Per mezzo di esempi classici come il problema dei ponti di Könisberg (oggi, Kaliningrad) risolto da Leonardo Eulero (1707-1783), il libro sonda i limiti della calcolabilità numerica, per arrivare a spiegare che le nostre certezze matematiche trovano spesso la loro fondatezza in algoritmi imperfetti ma comunque efficaci. Il tentativo di disegnare algoritmi per ogni possibile calcolo è infatti sfociato nell’ipotesi straordinaria formulata da Alan Turing (1912-1954) e da Alonzo Church (1903-1995): anche se ci sono problemi numerici semplicemente incalcolabili, quando si affronta un problema intuitivamente calcolabile allora deve esistere un dispositivo (come il computer) in grado di calcolarlo.

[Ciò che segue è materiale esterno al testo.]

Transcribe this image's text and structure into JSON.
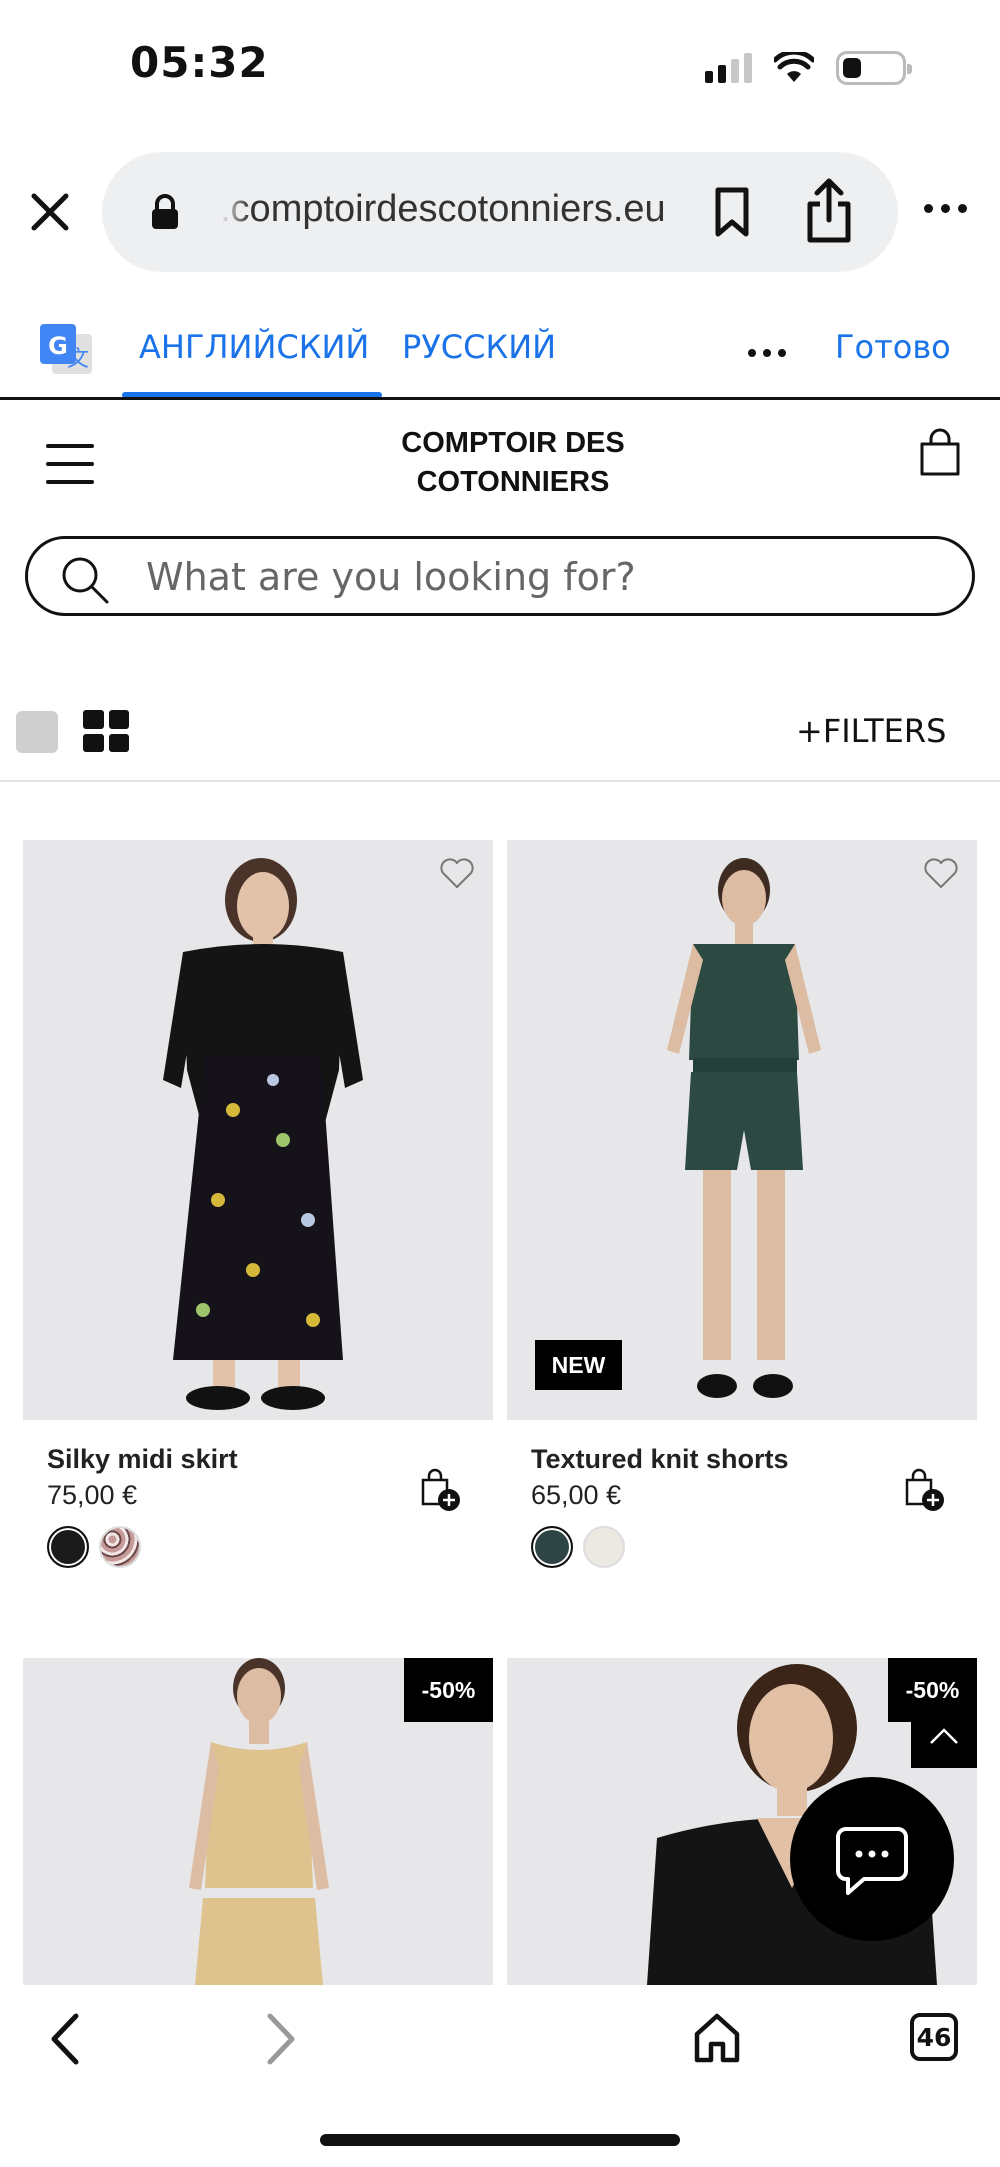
{
  "status_bar": {
    "time": "05:32"
  },
  "browser": {
    "url": ".comptoirdescotonniers.eu",
    "tab_count": "46"
  },
  "translate_bar": {
    "tab_source": "АНГЛИЙСКИЙ",
    "tab_target": "РУССКИЙ",
    "done": "Готово",
    "accent_color": "#1a73e8"
  },
  "site": {
    "brand_line1": "COMPTOIR DES",
    "brand_line2": "COTONNIERS",
    "search_placeholder": "What are you looking for?",
    "filters_label": "+FILTERS"
  },
  "products": [
    {
      "name": "Silky midi skirt",
      "price": "75,00 €",
      "badge": "",
      "swatches": [
        "#1b1b1b",
        "#b98c8c"
      ]
    },
    {
      "name": "Textured knit shorts",
      "price": "65,00 €",
      "badge": "NEW",
      "swatches": [
        "#2f4545",
        "#ece9e2"
      ]
    },
    {
      "name": "",
      "price": "",
      "badge": "-50%"
    },
    {
      "name": "",
      "price": "",
      "badge": "-50%"
    }
  ]
}
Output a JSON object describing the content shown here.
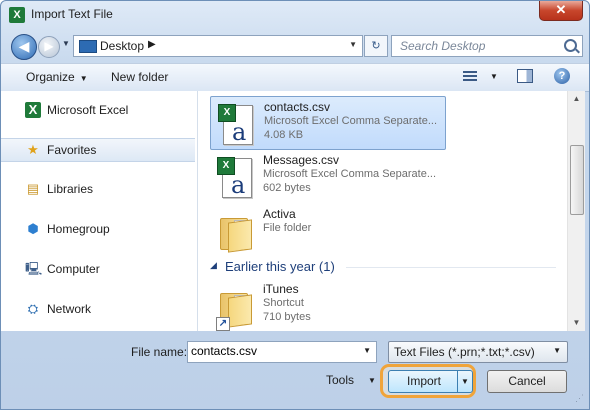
{
  "window": {
    "title": "Import Text File",
    "app_icon": "X",
    "close_glyph": "✕"
  },
  "address": {
    "location": "Desktop",
    "search_placeholder": "Search Desktop"
  },
  "toolbar": {
    "organize": "Organize",
    "new_folder": "New folder",
    "help": "?"
  },
  "navpane": {
    "items": [
      {
        "label": "Microsoft Excel",
        "icon": "excel-icon",
        "glyph": "X"
      },
      {
        "label": "Favorites",
        "icon": "star-icon",
        "glyph": "★",
        "selected": true
      },
      {
        "label": "Libraries",
        "icon": "libraries-icon",
        "glyph": "▤"
      },
      {
        "label": "Homegroup",
        "icon": "homegroup-icon",
        "glyph": "⬢"
      },
      {
        "label": "Computer",
        "icon": "computer-icon",
        "glyph": "🖳"
      },
      {
        "label": "Network",
        "icon": "network-icon",
        "glyph": "⛭"
      }
    ]
  },
  "files": [
    {
      "name": "contacts.csv",
      "type": "Microsoft Excel Comma Separate...",
      "size": "4.08 KB",
      "icon": "csv-file-icon",
      "selected": true
    },
    {
      "name": "Messages.csv",
      "type": "Microsoft Excel Comma Separate...",
      "size": "602 bytes",
      "icon": "csv-file-icon"
    },
    {
      "name": "Activa",
      "type": "File folder",
      "size": "",
      "icon": "folder-icon"
    },
    {
      "name": "iTunes",
      "type": "Shortcut",
      "size": "710 bytes",
      "icon": "shortcut-folder-icon"
    }
  ],
  "group": {
    "label": "Earlier this year (1)"
  },
  "bottom": {
    "file_name_label": "File name:",
    "file_name_value": "contacts.csv",
    "filter": "Text Files (*.prn;*.txt;*.csv)",
    "tools": "Tools",
    "import": "Import",
    "cancel": "Cancel"
  },
  "colors": {
    "highlight_ring": "#f0a43a",
    "selection": "#c1dbfc"
  }
}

È quindi con una certa aspettativa che si attende l’uscita del terzo lavoro sulla Matematica della natura, che dovrebbe svelare alcuni dei meccanismi matematici insiti nel funzionamento dell’universo. Aspettandolo, ci si potrebbe interrogare sul significato ultimo di un’affermazione di sant’Agostino che, riflettendo sul numero 6, in riferimento al racconto della creazione nella Genesi, notava che «non possiamo dire che il 6 sia un numero perfetto per il fatto che Dio ha compiuto le sue opere in 6 giorni, ma possiamo dire che egli ha compiuto le sue opere in 6 giorni per il fatto che 6 è un numero perfetto; questo numero perciò sarebbe perfetto anche se queste opere non ci fossero state; se invece esso non fosse stato perfetto, Dio non avrebbe di certo compiuto le sue opere attenendosi a questo numero». Cosa intendeva dire il doctor gratiae: che la verità è nei numeri o che la verità è dei numeri? O forse entrambe le cose?